At 08.00 the following morning, longline boat North Star is moored at Taku’s docks, offloading Pacific halibut. The guys at the sorting tables jokingly refer to the fish as “barn doors” as they are raised tail first by the crane. It’s apt, considering some of these wall-eyed beasts weigh well in excess of 90kg.

It is the end of the summer season and seafood brokers keep Norman’s phone ringing; they are eager to find product. This is where asmi’s seafood supplier directory often comes in. The published list connects individuals and buyers with Alaska fish processors such as Taku. For Norman, asmi’s role is crucial. “It helps. It’s all part of the equation.”

With estimated 2014 revenues at nearly $22.5m (€16m), asmi has quite a war chest with which it can protect and promote Alaska Seafood. The funds come from a small percentage of each receipt for delivered fish and government agricultural funds. That kind of cash came in handy when asmi paid to paint a novel livery on an Alaska Airlines jet. The “Salmon Thirty Salmon” is a Boeing 737 painted nose to tail as a wild Alaskan King salmon. The plane is a flying billboard that touches down on tarmacs from Anchorage to Mazatlan.

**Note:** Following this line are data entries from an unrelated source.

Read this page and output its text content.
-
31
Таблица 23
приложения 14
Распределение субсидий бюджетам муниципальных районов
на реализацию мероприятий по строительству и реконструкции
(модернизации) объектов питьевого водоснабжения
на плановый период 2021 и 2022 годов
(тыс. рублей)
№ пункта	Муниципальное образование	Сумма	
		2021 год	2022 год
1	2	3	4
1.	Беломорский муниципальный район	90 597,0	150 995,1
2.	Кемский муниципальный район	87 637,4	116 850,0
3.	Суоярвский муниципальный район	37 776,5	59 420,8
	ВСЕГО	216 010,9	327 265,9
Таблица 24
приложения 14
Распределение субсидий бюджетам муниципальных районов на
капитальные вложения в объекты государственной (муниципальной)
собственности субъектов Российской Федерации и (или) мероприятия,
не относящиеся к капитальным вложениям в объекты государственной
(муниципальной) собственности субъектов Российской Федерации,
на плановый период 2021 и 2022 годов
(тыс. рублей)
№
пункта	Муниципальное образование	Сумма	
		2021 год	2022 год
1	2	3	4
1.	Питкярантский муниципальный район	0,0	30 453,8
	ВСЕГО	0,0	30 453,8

There are less obvious parts of seafood promotion in which asmi has a hand. In the aftermath of the tsunami that devastated eastern Japan in 2011, Fick became an ad hoc crisis communicator. This was after widespread reports that leaking nuclear waste from the Fukushima reactor would render Pacific seafood inedible. “We put out situation reports to our seafood industry folks, our customers and political people; sharing information from the agencies who were responding first hand,” says Fick. Concerns over radiated seafood eventually decreased.

Yet all the issues of the world seem distant when standing at a place like Auke Bay Harbour. It’s a marvel that anything from here can make it as far away as Tokyo’s Tsukiji Fish Market or a speciality grocer in London’s Kensington.

Bell, who has now been asked to talk on camera about his life on the water, reveals that it’s time to pack up for the winter. He’ll soon replace his quest for fish with a global quest for snow; he is widely known as one of the best snowboard freeriders in the world. Perhaps he’ll come across the Alaska Seafood brand on his upcoming travels to Europe and Asia. If he does, he can take pride in the soft power that he, his fellow fishermen and asmi have created in order to get it there.